Reform of Competition Act could give Minister more power to block takeovers


The advisory body on media mergers has said the minister's mandate should be beefed up, writes Siobhan O'Connell

LOOMING LARGE on the media horizon for 2009 is a possible takeover bid by Denis O'Brien of Independent News Media (INM), where the businessman has accumulated a 25 per cent stake.

So O'Brien is unlikely to have been cheered by the report of the Advisory Group on Media Mergers, which was published by Minister for Enterprise Mary Coughlan earlier this week.

At the moment, all media takeovers have to be sanctioned first by the Competition Authority and then by the Minister.

Since the 2002 Competition Act came into force, of the 89 media mergers which were notified to the authority, 86 were given the green light immediately while the other three were sanctioned with conditions attached.

All these decisions were then rubber-stamped by the minister.

Under current legislation, the Minister is mandated to consider media mergers having regard to "relevant criteria" which essentially relate to the diversity and plurality of views in the Irish public sphere; the strength and competitiveness of media businesses indigenous to the State; and the dispersion of media ownership among individuals and other undertakings.

During the public consultation process, O'Brien's company Communicorp argued that there was no need for a ministerial power to approve media mergers as the public interest is adequately protected by the Competition Authority and the Broadcasting Commission.

However, the advisory group has recommended that the minister's mandate should be beefed up, specifically with a statutory definition of what is meant by media plurality and a revised set of relevant criteria.

Included in the advisory group's recommended criteria is the following: "The undesirability of allowing one individual or undertaking to hold significant interests within a sector or across different sections of the media."

On its own, that proposed criterion would be sufficient for Coughlan to block any move by O'Brien for INM, if she was minded to.

The Minister says she plans to amend the Competition Act sometime this year.

In the meantime, the latest media deal up for Competition Authority approval is the sale of the Tuam Herald to Alpha Newspaper Group, which publishes weekly regional newspapers in Northern Ireland and the Midlands and is headed by Lord Kilclooney, otherwise known as John Taylor, the former Ulster Unionist politician.

If approved, the sale will bring to six the number of titles Alpha has bought in the Republic since 2003. The Tuam Herald transaction continues the trend of consolidation in the sector.

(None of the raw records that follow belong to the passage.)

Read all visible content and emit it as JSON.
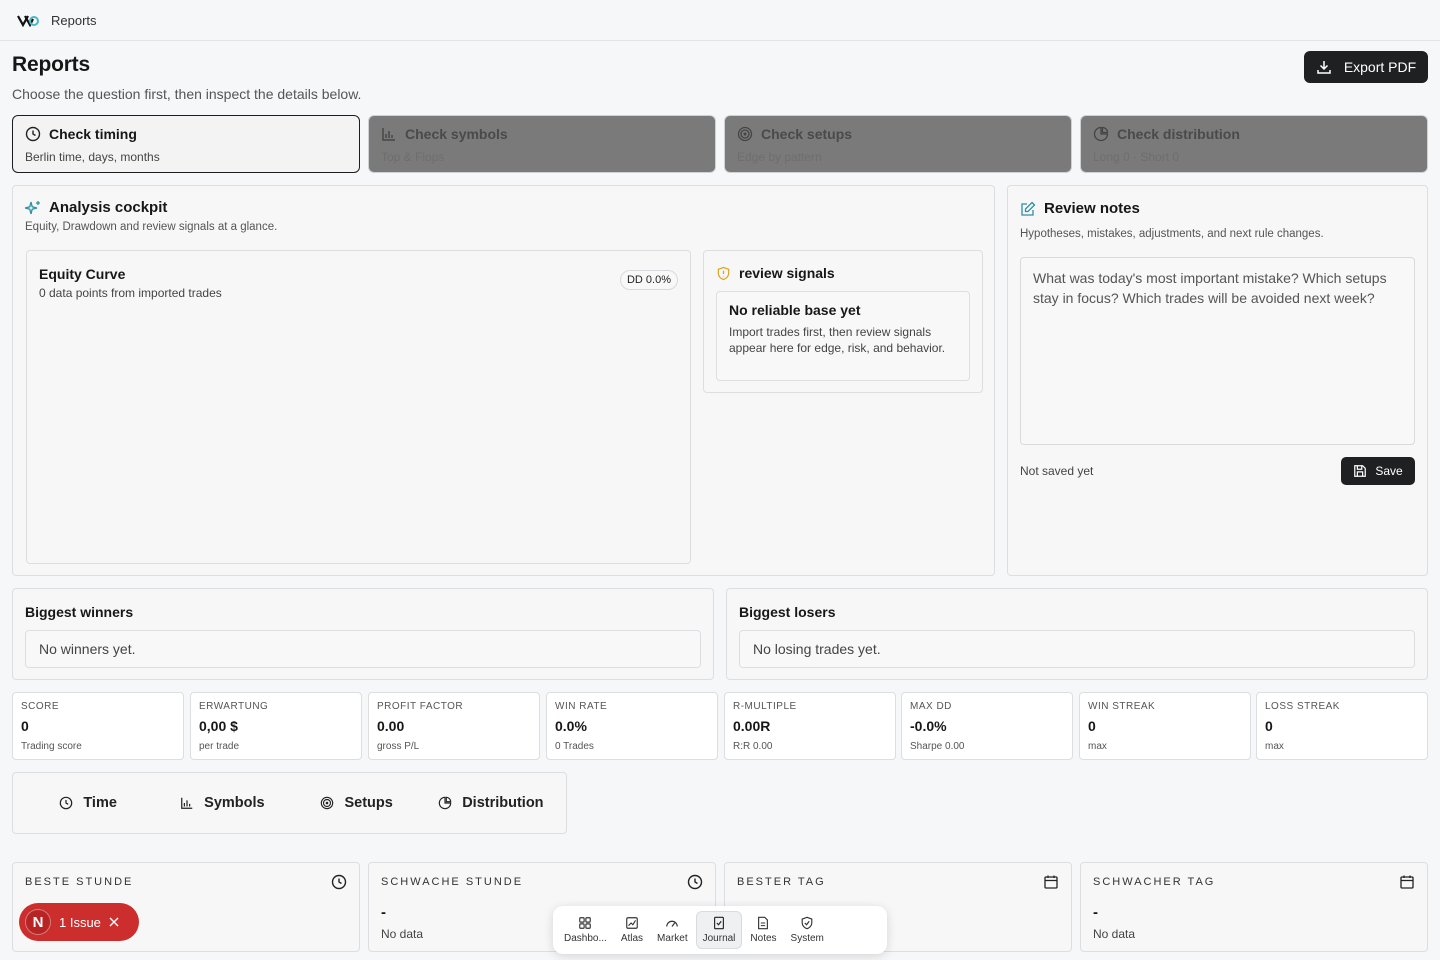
{
  "topbar": {
    "crumb": "Reports"
  },
  "header": {
    "title": "Reports",
    "subtitle": "Choose the question first, then inspect the details below.",
    "export_label": "Export PDF"
  },
  "questions": [
    {
      "title": "Check timing",
      "sub": "Berlin time, days, months",
      "icon": "clock-icon"
    },
    {
      "title": "Check symbols",
      "sub": "Top & Flops",
      "icon": "bar-chart-icon"
    },
    {
      "title": "Check setups",
      "sub": "Edge by pattern",
      "icon": "target-icon"
    },
    {
      "title": "Check distribution",
      "sub": "Long 0 · Short 0",
      "icon": "pie-chart-icon"
    }
  ],
  "cockpit": {
    "title": "Analysis cockpit",
    "subtitle": "Equity, Drawdown and review signals at a glance.",
    "equity": {
      "title": "Equity Curve",
      "subtitle": "0 data points from imported trades",
      "badge": "DD 0.0%"
    },
    "signals": {
      "title": "review signals",
      "empty_title": "No reliable base yet",
      "empty_text": "Import trades first, then review signals appear here for edge, risk, and behavior."
    }
  },
  "notes": {
    "title": "Review notes",
    "subtitle": "Hypotheses, mistakes, adjustments, and next rule changes.",
    "placeholder": "What was today's most important mistake? Which setups stay in focus? Which trades will be avoided next week?",
    "status": "Not saved yet",
    "save_label": "Save"
  },
  "winners": {
    "title": "Biggest winners",
    "empty": "No winners yet."
  },
  "losers": {
    "title": "Biggest losers",
    "empty": "No losing trades yet."
  },
  "stats": [
    {
      "label": "SCORE",
      "value": "0",
      "sub": "Trading score"
    },
    {
      "label": "ERWARTUNG",
      "value": "0,00 $",
      "sub": "per trade"
    },
    {
      "label": "PROFIT FACTOR",
      "value": "0.00",
      "sub": "gross P/L"
    },
    {
      "label": "WIN RATE",
      "value": "0.0%",
      "sub": "0 Trades"
    },
    {
      "label": "R-MULTIPLE",
      "value": "0.00R",
      "sub": "R:R 0.00"
    },
    {
      "label": "MAX DD",
      "value": "-0.0%",
      "sub": "Sharpe 0.00"
    },
    {
      "label": "WIN STREAK",
      "value": "0",
      "sub": "max"
    },
    {
      "label": "LOSS STREAK",
      "value": "0",
      "sub": "max"
    }
  ],
  "tabs": [
    {
      "label": "Time",
      "icon": "clock-icon"
    },
    {
      "label": "Symbols",
      "icon": "bar-chart-icon"
    },
    {
      "label": "Setups",
      "icon": "target-icon"
    },
    {
      "label": "Distribution",
      "icon": "pie-chart-icon"
    }
  ],
  "bottom_cards": [
    {
      "label": "BESTE STUNDE",
      "value": "",
      "sub": "",
      "icon": "clock-icon"
    },
    {
      "label": "SCHWACHE STUNDE",
      "value": "-",
      "sub": "No data",
      "icon": "clock-icon"
    },
    {
      "label": "BESTER TAG",
      "value": "",
      "sub": "",
      "icon": "calendar-icon"
    },
    {
      "label": "SCHWACHER TAG",
      "value": "-",
      "sub": "No data",
      "icon": "calendar-icon"
    }
  ],
  "dock": [
    {
      "label": "Dashbo...",
      "icon": "dashboard-icon"
    },
    {
      "label": "Atlas",
      "icon": "atlas-icon"
    },
    {
      "label": "Market",
      "icon": "gauge-icon"
    },
    {
      "label": "Journal",
      "icon": "journal-icon",
      "active": true
    },
    {
      "label": "Notes",
      "icon": "notes-icon"
    },
    {
      "label": "System",
      "icon": "shield-icon"
    }
  ],
  "issue": {
    "avatar": "N",
    "label": "1 Issue"
  }
}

Seventeen of the Republic's regional newspapers are owned outright by Independent News Media, while Thomas Crosbie Holdings and Johnston Press each own 16 local titles.

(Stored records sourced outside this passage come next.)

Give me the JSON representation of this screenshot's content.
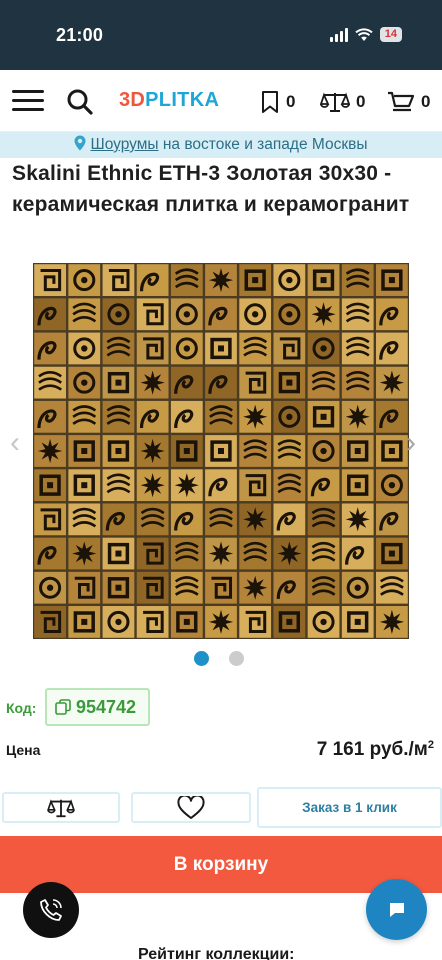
{
  "status_bar": {
    "time": "21:00",
    "battery": "14"
  },
  "header": {
    "logo_part1": "3D",
    "logo_part2": "PLITKA",
    "favorites_count": "0",
    "compare_count": "0",
    "cart_count": "0"
  },
  "banner": {
    "link": "Шоурумы",
    "text": " на востоке и западе Москвы"
  },
  "product": {
    "title": "Skalini Ethnic ETH-3 Золотая 30x30 - керамическая плитка и керамогранит",
    "code_label": "Код:",
    "code": "954742",
    "price_label": "Цена",
    "price": "7 161 руб./м",
    "price_unit_sup": "2"
  },
  "gallery": {
    "arrow_left": "‹",
    "arrow_right": "›",
    "active_index": 0,
    "count": 2
  },
  "actions": {
    "quick_order": "Заказ в 1 клик",
    "add_to_cart": "В корзину"
  },
  "footer": {
    "rating_heading": "Рейтинг коллекции:"
  },
  "colors": {
    "accent_orange": "#f2593f",
    "accent_blue": "#1fa6d6",
    "code_green": "#3a9a3a",
    "banner_bg": "#d8eef6",
    "dot_active": "#1f91c9",
    "dot_inactive": "#cccccc"
  },
  "icons": [
    "menu-icon",
    "search-icon",
    "bookmark-icon",
    "scales-icon",
    "cart-icon",
    "location-pin-icon",
    "copy-icon",
    "heart-icon",
    "phone-icon",
    "chat-icon"
  ]
}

This concentration should not be a cause for public concern, according to Coughlan's advisory group.

"Given the relative ease of entry into this market, the spread of ownership does not appear to suggest any lack of plurality," says the group's report.

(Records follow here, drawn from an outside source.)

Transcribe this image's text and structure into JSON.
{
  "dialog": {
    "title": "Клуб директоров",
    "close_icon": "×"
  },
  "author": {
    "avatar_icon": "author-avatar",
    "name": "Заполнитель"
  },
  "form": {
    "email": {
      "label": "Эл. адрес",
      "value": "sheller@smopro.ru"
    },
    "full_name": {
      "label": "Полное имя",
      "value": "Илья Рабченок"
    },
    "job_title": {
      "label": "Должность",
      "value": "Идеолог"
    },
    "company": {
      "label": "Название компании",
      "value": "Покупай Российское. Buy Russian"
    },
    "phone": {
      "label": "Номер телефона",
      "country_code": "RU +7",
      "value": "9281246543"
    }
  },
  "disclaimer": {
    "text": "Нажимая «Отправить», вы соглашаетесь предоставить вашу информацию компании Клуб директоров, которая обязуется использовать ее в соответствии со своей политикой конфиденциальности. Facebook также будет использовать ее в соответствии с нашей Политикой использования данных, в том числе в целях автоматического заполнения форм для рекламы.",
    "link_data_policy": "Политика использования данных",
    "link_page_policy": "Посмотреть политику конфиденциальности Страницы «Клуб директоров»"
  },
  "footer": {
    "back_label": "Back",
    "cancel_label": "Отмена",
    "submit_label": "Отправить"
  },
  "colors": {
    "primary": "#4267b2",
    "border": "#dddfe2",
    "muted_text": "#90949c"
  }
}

Whether the local newspaper market is easy to crack is a debatable. Before Christmas, the Tallaght Voice and Kilkenny Voice ceased publication. The titles were the last two surviving titles from a stable of 10 established by Voice Provincial Newspapers Group, which was set up in 2005 by former Sunday World managing editor John Shiels and backed by Niall Mellon.

In fact, one of the reasons local newspapers fetch fancy prices is the lock they have on their local markets. Cathal Friel of Raglan Capital, who organised the sale of the Tuam Herald, indicated that buyer interest in the 200-year-old Galway title, while good, wasn't as strong as it would have been a year ago. Despite this, the business is believed to have fetched in excess of €6 million for vendors David and Ian Burke.

In recent years there have been more buyers than sellers for provincial newspapers. As the credit crunch puts pressure on acquisitors with large borrowings on their balance sheet, this year Friel expects some recycling of assets which were bought for chunky prices at the peak of the boom.

In another sign of the changed times, Friel confirmed that he has not yet found a buyer for five local radio stations - KCLR, Tipp FM, Mid-West, KFM and Ocean FM - which were up for sale as a job lot.